Running spaCy 3.7.2 on Databricks on AWS in a network limited environment. Error when trying initiate/use contextualSpellCheck. To get around what looks like a network issue I've installed the en_core_web_sm-3.7.1-py3-none-any.whl in the cluster environment but not sure how to call that local version in the code (I'm new to spaCy).
Also "local variable 'model' referenced before assignment" error.
CODE
import contextualSpellCheck
import spacy
nlp = spacy.load("en_core_web_sm")
print(f"Model Name: {nlp.meta['name']}")
print(f"Model Lang: {nlp.meta['lang']}")
print(f"Model Version: {nlp.meta['version']}")
nlp.pipe_names
contextualSpellCheck.add_to_pipe(nlp)
nlp.pipe_names
doc = nlp('Income was $9.4 milion compared to the prior year of $2.7 milion.')
doc._.outcome_spellCheck
ERROR:
local variable 'model' referenced before assignment
ReadTimeout: (ReadTimeoutError("HTTPSConnectionPool(host='cdn-lfs.huggingface.co', port=443): Read timed out. (read timeout=10)"), '(Request ID: 3a762e01-c83f-4766-a16f-5fa3dcfe7d52)')
---------------------------------------------------------------------------
TimeoutError Traceback (most recent call last)

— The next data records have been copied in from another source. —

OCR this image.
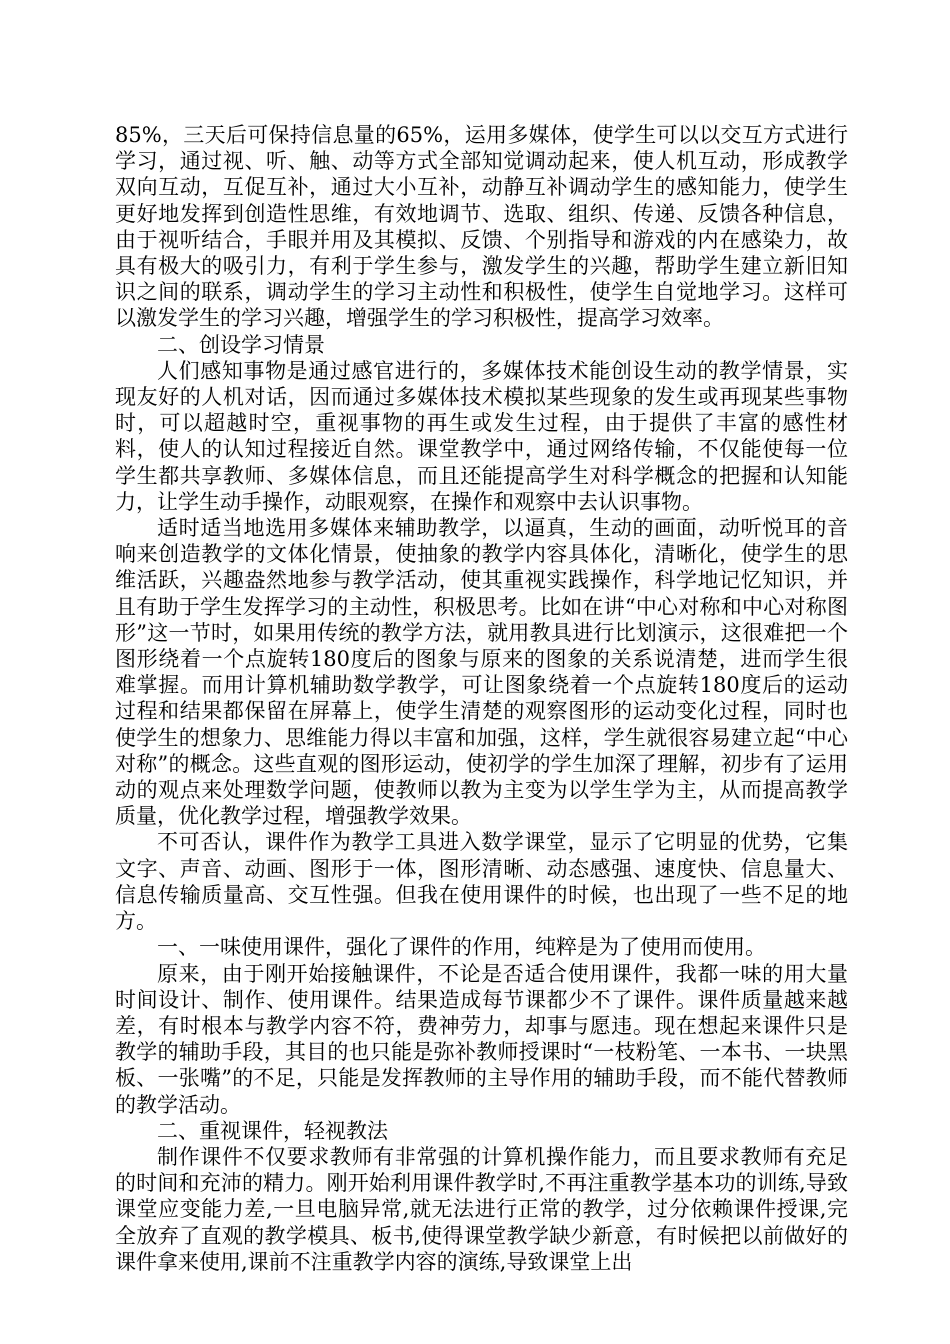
85%，三天后可保持信息量的65%，运用多媒体，使学生可以以交互方式进行学习，通过视、听、触、动等方式全部知觉调动起来，使人机互动，形成教学双向互动，互促互补，通过大小互补，动静互补调动学生的感知能力，使学生更好地发挥到创造性思维，有效地调节、选取、组织、传递、反馈各种信息，由于视听结合，手眼并用及其模拟、反馈、个别指导和游戏的内在感染力，故具有极大的吸引力，有利于学生参与，激发学生的兴趣，帮助学生建立新旧知识之间的联系，调动学生的学习主动性和积极性，使学生自觉地学习。这样可以激发学生的学习兴趣，增强学生的学习积极性，提高学习效率。

二、创设学习情景

人们感知事物是通过感官进行的，多媒体技术能创设生动的教学情景，实现友好的人机对话，因而通过多媒体技术模拟某些现象的发生或再现某些事物时，可以超越时空，重视事物的再生或发生过程，由于提供了丰富的感性材料，使人的认知过程接近自然。课堂教学中，通过网络传输，不仅能使每一位学生都共享教师、多媒体信息，而且还能提高学生对科学概念的把握和认知能力，让学生动手操作，动眼观察，在操作和观察中去认识事物。

适时适当地选用多媒体来辅助教学，以逼真，生动的画面，动听悦耳的音响来创造教学的文体化情景，使抽象的教学内容具体化，清晰化，使学生的思维活跃，兴趣盎然地参与教学活动，使其重视实践操作，科学地记忆知识，并且有助于学生发挥学习的主动性，积极思考。比如在讲“中心对称和中心对称图形”这一节时，如果用传统的教学方法，就用教具进行比划演示，这很难把一个图形绕着一个点旋转180度后的图象与原来的图象的关系说清楚，进而学生很难掌握。而用计算机辅助数学教学，可让图象绕着一个点旋转180度后的运动过程和结果都保留在屏幕上，使学生清楚的观察图形的运动变化过程，同时也使学生的想象力、思维能力得以丰富和加强，这样，学生就很容易建立起“中心对称”的概念。这些直观的图形运动，使初学的学生加深了理解，初步有了运用动的观点来处理数学问题，使教师以教为主变为以学生学为主，从而提高教学质量，优化教学过程，增强教学效果。

不可否认，课件作为教学工具进入数学课堂，显示了它明显的优势，它集文字、声音、动画、图形于一体，图形清晰、动态感强、速度快、信息量大、信息传输质量高、交互性强。但我在使用课件的时候，也出现了一些不足的地方。

一、一味使用课件，强化了课件的作用，纯粹是为了使用而使用。

原来，由于刚开始接触课件，不论是否适合使用课件，我都一味的用大量时间设计、制作、使用课件。结果造成每节课都少不了课件。课件质量越来越差，有时根本与教学内容不符，费神劳力，却事与愿违。现在想起来课件只是教学的辅助手段，其目的也只能是弥补教师授课时“一枝粉笔、一本书、一块黑板、一张嘴”的不足，只能是发挥教师的主导作用的辅助手段，而不能代替教师的教学活动。

二、重视课件，轻视教法

制作课件不仅要求教师有非常强的计算机操作能力，而且要求教师有充足的时间和充沛的精力。刚开始利用课件教学时,不再注重教学基本功的训练,导致课堂应变能力差,一旦电脑异常,就无法进行正常的教学，过分依赖课件授课,完全放弃了直观的教学模具、板书,使得课堂教学缺少新意，有时候把以前做好的课件拿来使用,课前不注重教学内容的演练,导致课堂上出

File /databricks/python/lib/python3.10/site-packages/urllib3/connectionpool.py:386, in HTTPConnectionPool._make_request(self, conn, method, url, timeout, chunked, **httplib_request_kw)
385 try:
--> 386 self._validate_conn(conn)
387 except (SocketTimeout, BaseSSLError) as e:
388 # Py2 raises this as a BaseSSLError, Py3 raises it as socket timeout.
File /databricks/python/lib/python3.10/site-packages/urllib3/connectionpool.py:1042, in HTTPSConnectionPool._validate_conn(self, conn)
1041 if not getattr(conn, "sock", None): # AppEngine might not have `.sock`
-> 1042 conn.connect()
1044 if not conn.is_verified:
File /databricks/python/lib/python3.10/site-packages/urllib3/connection.py:414, in HTTPSConnection.connect(self)
412 context.load_default_certs()
--> 414 self.sock = ssl_wrap_socket(
415 sock=conn,
416 keyfile=self.key_file,
417 certfile=self.cert_file,
418 key_password=self.key_password,
419 ca_certs=self.ca_certs,
I tried installing the py whl file for the model in my cluster library. I decomposed the code and ran each line in a separate cell to debug.
nlp.pipe_names runs fine.
The problem seems to starts with:
contextualSpellCheck.add_to_pipe(nlp)
Any and all thoughts gratefully received.